"A military and political strategy that blends conventional armed forces with irregular tactics, cyber attacks, disinformation campaigns, economic coercion, and proxy groups to achieve strategic objectives below the threshold of open war."

Hybrid warfare refers to the use of a blend of conventional military force, irregular/asymmetric methods, cyber operations, information warfare (propaganda and disinformation), economic pressure, and the use of proxy forces and non-state actors to achieve strategic goals — typically while maintaining plausible deniability and avoiding a formal declaration of war. The concept gained prominence after Russia's annexation of Crimea in 2014, where 'little green men' (unidentified uniformed forces), information operations, and local proxy groups were used without an overt military invasion declaration. The grey zone between peace and war is the domain of hybrid warfare — adversaries exploit this ambiguity to advance interests without triggering a conventional military response or international sanctions. Components of hybrid warfare include: conventional military operations or threats; terrorism and insurgency support; cyber attacks on critical infrastructure (power grids, financial systems); disinformation and social media manipulation to divide societies; economic warfare (sanctions, supply chain disruption, energy coercion); lawfare (abuse of legal mechanisms); and election interference. For India, hybrid warfare is relevant primarily in the context of Pakistan-sponsored cross-border terrorism, China's grey-zone activities in the Himalayan border areas (Galwan Valley, 2020), and Chinese influence operations targeting India's domestic politics and media. India's response includes the creation of Integrated Theatre Commands, a Defence Cyber Agency, and a Defence Space Agency.
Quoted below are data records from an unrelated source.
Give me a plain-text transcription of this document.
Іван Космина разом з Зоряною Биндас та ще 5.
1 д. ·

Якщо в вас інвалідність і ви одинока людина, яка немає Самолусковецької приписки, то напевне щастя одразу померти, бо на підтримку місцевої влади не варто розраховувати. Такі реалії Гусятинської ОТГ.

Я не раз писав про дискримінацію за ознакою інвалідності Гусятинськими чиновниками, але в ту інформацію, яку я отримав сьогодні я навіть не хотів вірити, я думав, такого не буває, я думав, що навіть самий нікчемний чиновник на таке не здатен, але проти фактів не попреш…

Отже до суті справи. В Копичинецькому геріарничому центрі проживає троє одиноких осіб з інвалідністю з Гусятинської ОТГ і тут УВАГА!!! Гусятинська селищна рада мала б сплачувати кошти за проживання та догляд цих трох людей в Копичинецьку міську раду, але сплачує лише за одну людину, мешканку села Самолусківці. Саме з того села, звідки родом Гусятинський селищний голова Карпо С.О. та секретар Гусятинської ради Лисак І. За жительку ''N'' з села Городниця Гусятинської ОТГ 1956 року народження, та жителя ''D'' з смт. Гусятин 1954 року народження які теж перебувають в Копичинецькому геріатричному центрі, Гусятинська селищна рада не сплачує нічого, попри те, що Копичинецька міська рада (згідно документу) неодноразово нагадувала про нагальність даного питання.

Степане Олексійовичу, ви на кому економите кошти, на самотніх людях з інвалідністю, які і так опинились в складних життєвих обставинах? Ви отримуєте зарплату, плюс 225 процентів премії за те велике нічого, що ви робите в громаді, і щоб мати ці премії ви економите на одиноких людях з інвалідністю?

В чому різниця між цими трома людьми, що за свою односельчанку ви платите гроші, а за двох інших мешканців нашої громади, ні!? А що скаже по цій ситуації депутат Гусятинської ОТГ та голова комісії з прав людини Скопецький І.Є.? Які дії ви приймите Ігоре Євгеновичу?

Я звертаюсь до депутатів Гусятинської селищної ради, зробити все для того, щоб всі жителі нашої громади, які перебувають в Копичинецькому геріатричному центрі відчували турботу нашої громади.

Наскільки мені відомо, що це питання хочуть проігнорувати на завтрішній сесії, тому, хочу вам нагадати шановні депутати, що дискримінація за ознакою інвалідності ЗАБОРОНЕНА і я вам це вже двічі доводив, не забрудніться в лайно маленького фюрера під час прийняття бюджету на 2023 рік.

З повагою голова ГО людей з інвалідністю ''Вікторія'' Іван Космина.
Important for UPSC GS3 Internal Security and GS2 International Relations. Questions on hybrid warfare appear in context of India-Pakistan relations, India-China border disputes, and global conflicts (Russia-Ukraine, Middle East). Prelims: distinguish hybrid warfare from conventional warfare, proxy war, and asymmetric warfare. Mains: India's response mechanisms — Theatre Commands, Cyber Command, NSCS (National Security Council Secretariat). Also relevant to GS3 on cybersecurity threats to critical infrastructure.

  • 1 Hybrid warfare: blend of conventional + irregular + cyber + information + economic + proxy methods
  • 2 Grey zone: below threshold of open war — maintains plausible deniability
  • 3 Russia-Ukraine (2014 Crimea): first major modern hybrid warfare operation — 'little green men'
  • 4 China: grey-zone tactics in South China Sea and Himalayan borders; Galwan Valley (June 2020)
  • 5 Pakistan: cross-border terrorism as hybrid warfare against India
  • 6 India's response: Integrated Theatre Commands, Defence Cyber Agency, Defence Space Agency
  • 7 Disinformation: social media manipulation targeting social cohesion and electoral processes
  • 8 Economic coercion: supply chain disruption, energy cut-off (Russia-Europe gas), rare earth dominance (China)
China's actions in the Galwan Valley in June 2020 — using People's Liberation Army soldiers in civilian clothing, constructing infrastructure in disputed areas, and combining military pressure with economic coercion (trade restrictions) — exemplify hybrid warfare tactics below the threshold of a formal armed attack.